Rival BT, Britain’s biggest telecoms group, also updated the market yesterday, saying demand for broadband boosted its first-quarter earnings, which include a first contribution from mobile operator EE.
The two companies have been playing to their strengths — premium TV content for Sky and broadband for BT — while selling extra products to existing customers.
Sky’s shares had their best rise in nearly three years, up as much as 7.3%. The shares rose almost 2% yesterday, while BT shares were almost 3% higher.
Analysts at Citi said Sky’s results “should be greeted with relief” as investors had been worried about the company failing to keep customers or add enough new ones.
Churn — the percentage of customers leaving — rose to 11.2% in the fourth quarter, at the higher end of analysts’ expectations.
Sky chief executive Jeremy Darroch said he was “actually very happy” with the churn rate, saying it had risen with its growing proportion of broadband-only customers who were more likely to switch suppliers.
Analysts at stockbroker AJ Bell, however, said Sky had a customer loyalty problem on its hands.
The Game of Thrones broadcaster added 808,000 customers and 3.3m new products across its operations in Britain and Ireland, Germany and Austria, and Italy in the year.
Sky said it expected revenue growth of 5% to 7%, topping market forecasts of 5%, in the year to end-June 2017.
It also increased expected cost savings from the integration of Sky Deutschland and Sky Italia to £400m (€477.5m) by 2020, from £200m by 2017, and said it would separately reduce costs by 2% to 3% of sales next year.
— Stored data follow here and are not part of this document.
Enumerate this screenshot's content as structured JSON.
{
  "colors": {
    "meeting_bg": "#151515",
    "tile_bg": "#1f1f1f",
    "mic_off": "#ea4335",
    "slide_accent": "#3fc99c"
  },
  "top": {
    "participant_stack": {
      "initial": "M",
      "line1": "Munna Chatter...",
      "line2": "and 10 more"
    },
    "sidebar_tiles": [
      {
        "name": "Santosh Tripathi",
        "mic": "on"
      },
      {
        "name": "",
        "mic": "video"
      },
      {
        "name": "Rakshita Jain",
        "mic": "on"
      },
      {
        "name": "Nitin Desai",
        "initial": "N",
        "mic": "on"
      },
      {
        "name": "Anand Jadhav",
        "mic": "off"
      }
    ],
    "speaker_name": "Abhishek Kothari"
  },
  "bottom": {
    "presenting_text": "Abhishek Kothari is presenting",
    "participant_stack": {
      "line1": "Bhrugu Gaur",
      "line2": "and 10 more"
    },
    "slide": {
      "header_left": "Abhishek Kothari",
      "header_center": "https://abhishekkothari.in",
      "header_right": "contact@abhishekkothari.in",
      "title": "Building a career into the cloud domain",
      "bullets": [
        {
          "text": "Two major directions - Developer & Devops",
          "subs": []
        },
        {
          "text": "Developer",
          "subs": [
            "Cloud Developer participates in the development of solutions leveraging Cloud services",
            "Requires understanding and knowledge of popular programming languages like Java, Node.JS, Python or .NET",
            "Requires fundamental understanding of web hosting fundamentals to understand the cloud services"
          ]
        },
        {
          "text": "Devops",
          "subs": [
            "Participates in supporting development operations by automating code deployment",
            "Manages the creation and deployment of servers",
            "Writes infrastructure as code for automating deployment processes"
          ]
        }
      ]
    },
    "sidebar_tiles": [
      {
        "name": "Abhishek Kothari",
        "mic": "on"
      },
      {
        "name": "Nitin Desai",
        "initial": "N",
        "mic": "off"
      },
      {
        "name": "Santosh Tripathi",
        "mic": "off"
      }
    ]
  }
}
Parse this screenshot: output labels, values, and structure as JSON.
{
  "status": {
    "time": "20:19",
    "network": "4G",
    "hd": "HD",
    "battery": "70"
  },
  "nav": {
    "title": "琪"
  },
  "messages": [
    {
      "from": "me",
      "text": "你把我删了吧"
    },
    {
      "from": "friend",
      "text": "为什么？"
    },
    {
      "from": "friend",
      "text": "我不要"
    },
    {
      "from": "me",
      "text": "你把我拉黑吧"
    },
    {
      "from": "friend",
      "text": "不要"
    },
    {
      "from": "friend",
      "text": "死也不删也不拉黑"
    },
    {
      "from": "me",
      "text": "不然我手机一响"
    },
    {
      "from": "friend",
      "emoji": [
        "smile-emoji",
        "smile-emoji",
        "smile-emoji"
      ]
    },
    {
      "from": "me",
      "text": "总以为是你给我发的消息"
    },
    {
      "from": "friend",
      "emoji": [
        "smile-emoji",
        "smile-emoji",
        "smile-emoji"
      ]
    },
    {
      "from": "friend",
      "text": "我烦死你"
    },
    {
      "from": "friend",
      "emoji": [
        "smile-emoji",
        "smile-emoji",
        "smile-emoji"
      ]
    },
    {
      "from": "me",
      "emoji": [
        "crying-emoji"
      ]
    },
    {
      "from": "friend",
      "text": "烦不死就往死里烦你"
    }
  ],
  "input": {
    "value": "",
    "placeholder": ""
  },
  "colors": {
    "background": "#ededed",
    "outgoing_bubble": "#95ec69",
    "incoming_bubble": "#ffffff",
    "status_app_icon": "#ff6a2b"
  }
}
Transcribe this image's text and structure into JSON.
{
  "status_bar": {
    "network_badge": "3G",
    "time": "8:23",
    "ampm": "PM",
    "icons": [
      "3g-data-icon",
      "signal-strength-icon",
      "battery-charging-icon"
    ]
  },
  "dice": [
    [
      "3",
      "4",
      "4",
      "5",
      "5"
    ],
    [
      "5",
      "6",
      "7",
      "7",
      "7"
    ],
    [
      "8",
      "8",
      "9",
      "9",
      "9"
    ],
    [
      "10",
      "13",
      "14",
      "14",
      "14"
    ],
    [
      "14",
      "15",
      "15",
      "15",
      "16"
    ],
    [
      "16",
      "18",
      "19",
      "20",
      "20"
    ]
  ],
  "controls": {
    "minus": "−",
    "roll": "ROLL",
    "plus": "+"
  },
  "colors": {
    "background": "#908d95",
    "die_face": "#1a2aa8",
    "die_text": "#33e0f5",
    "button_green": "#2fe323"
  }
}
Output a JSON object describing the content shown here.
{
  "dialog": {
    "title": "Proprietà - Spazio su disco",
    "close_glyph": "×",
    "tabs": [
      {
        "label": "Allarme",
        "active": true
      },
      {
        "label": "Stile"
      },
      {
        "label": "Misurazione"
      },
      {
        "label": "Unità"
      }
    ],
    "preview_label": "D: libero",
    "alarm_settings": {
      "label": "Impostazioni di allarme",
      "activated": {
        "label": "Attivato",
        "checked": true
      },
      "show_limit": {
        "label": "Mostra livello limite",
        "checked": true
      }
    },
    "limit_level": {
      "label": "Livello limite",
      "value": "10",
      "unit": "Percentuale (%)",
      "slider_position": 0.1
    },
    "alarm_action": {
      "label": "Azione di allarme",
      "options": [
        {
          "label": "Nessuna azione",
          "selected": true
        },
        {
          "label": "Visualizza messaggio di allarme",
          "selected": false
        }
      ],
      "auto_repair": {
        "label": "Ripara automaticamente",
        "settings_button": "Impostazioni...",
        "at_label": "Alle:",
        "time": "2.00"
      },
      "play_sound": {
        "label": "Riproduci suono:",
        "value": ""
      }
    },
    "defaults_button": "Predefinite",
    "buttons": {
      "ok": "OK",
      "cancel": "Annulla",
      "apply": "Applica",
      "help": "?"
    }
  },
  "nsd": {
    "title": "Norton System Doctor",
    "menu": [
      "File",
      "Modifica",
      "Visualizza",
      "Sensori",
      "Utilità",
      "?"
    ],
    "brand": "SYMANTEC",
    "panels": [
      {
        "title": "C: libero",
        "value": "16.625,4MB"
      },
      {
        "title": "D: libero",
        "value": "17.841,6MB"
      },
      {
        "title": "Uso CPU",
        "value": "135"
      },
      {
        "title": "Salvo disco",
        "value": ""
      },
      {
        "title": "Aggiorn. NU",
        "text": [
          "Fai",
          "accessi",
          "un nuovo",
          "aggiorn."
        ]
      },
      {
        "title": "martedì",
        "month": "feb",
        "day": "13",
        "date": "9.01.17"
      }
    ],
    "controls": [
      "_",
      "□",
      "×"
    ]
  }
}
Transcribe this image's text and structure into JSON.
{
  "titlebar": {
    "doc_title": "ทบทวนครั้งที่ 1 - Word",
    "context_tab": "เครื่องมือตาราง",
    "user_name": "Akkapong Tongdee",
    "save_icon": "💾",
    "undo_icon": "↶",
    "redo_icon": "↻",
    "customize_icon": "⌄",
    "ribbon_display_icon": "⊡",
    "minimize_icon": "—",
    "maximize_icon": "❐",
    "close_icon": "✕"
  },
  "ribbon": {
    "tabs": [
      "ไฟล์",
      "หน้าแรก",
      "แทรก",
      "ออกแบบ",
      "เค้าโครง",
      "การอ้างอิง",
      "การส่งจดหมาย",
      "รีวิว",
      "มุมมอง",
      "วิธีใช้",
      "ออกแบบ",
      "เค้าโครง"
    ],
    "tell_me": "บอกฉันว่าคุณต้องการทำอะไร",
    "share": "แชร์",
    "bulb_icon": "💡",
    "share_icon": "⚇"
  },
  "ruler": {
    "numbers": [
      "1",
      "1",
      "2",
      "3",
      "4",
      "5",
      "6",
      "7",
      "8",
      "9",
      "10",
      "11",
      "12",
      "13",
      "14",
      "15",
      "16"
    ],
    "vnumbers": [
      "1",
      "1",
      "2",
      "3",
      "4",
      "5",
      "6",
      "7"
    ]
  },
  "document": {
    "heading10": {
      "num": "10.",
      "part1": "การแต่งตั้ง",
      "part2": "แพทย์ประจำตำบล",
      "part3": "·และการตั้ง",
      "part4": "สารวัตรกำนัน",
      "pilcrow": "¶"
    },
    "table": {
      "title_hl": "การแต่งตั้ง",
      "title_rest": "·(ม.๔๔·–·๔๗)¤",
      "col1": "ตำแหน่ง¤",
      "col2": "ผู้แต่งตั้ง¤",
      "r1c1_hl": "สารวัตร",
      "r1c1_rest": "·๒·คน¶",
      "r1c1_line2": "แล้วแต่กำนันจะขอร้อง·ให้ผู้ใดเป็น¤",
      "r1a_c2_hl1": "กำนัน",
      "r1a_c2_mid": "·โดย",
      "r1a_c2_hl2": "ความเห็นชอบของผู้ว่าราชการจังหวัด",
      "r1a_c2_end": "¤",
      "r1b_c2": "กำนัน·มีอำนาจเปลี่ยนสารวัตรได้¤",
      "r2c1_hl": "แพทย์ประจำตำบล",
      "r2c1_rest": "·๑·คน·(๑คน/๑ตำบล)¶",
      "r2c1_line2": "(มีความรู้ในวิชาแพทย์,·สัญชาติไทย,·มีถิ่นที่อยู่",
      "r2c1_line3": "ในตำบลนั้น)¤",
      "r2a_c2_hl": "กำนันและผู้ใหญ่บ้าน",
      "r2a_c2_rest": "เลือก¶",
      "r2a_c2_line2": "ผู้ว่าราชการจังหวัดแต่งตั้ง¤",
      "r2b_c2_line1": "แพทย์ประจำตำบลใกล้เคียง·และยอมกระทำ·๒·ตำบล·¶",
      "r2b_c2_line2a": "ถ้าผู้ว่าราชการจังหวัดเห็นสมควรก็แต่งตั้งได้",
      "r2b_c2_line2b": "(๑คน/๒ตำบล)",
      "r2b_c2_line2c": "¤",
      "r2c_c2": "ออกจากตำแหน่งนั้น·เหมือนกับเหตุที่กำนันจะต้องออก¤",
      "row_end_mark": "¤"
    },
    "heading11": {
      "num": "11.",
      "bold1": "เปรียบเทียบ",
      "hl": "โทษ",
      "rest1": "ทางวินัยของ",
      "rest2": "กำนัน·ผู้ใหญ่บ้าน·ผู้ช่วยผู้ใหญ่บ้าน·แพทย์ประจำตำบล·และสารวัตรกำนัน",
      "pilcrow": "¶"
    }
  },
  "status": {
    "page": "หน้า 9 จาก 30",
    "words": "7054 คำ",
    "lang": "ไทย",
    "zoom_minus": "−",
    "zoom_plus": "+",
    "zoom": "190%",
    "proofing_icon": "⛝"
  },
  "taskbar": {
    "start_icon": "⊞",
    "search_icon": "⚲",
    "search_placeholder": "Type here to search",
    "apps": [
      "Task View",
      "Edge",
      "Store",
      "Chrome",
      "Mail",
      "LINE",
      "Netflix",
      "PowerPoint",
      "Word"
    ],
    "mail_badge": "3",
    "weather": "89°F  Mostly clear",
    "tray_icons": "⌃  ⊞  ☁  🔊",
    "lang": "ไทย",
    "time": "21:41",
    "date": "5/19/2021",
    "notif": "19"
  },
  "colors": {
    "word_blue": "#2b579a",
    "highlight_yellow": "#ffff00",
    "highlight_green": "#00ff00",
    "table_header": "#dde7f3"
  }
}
The savings, analysts said, would help offset higher costs for Premier League football.
Sky’s revenue rose 7% to £11.97bn, beating forecasts of £11.75bn, with adjusted operating profit broadly in line with forecasts at £1.56bn.
BT reported earnings before interest, tax, depreciation, and amortisation of £1.82bn in the three months to the end of June, compared with a company-supplied analyst forecast of £1.78bn.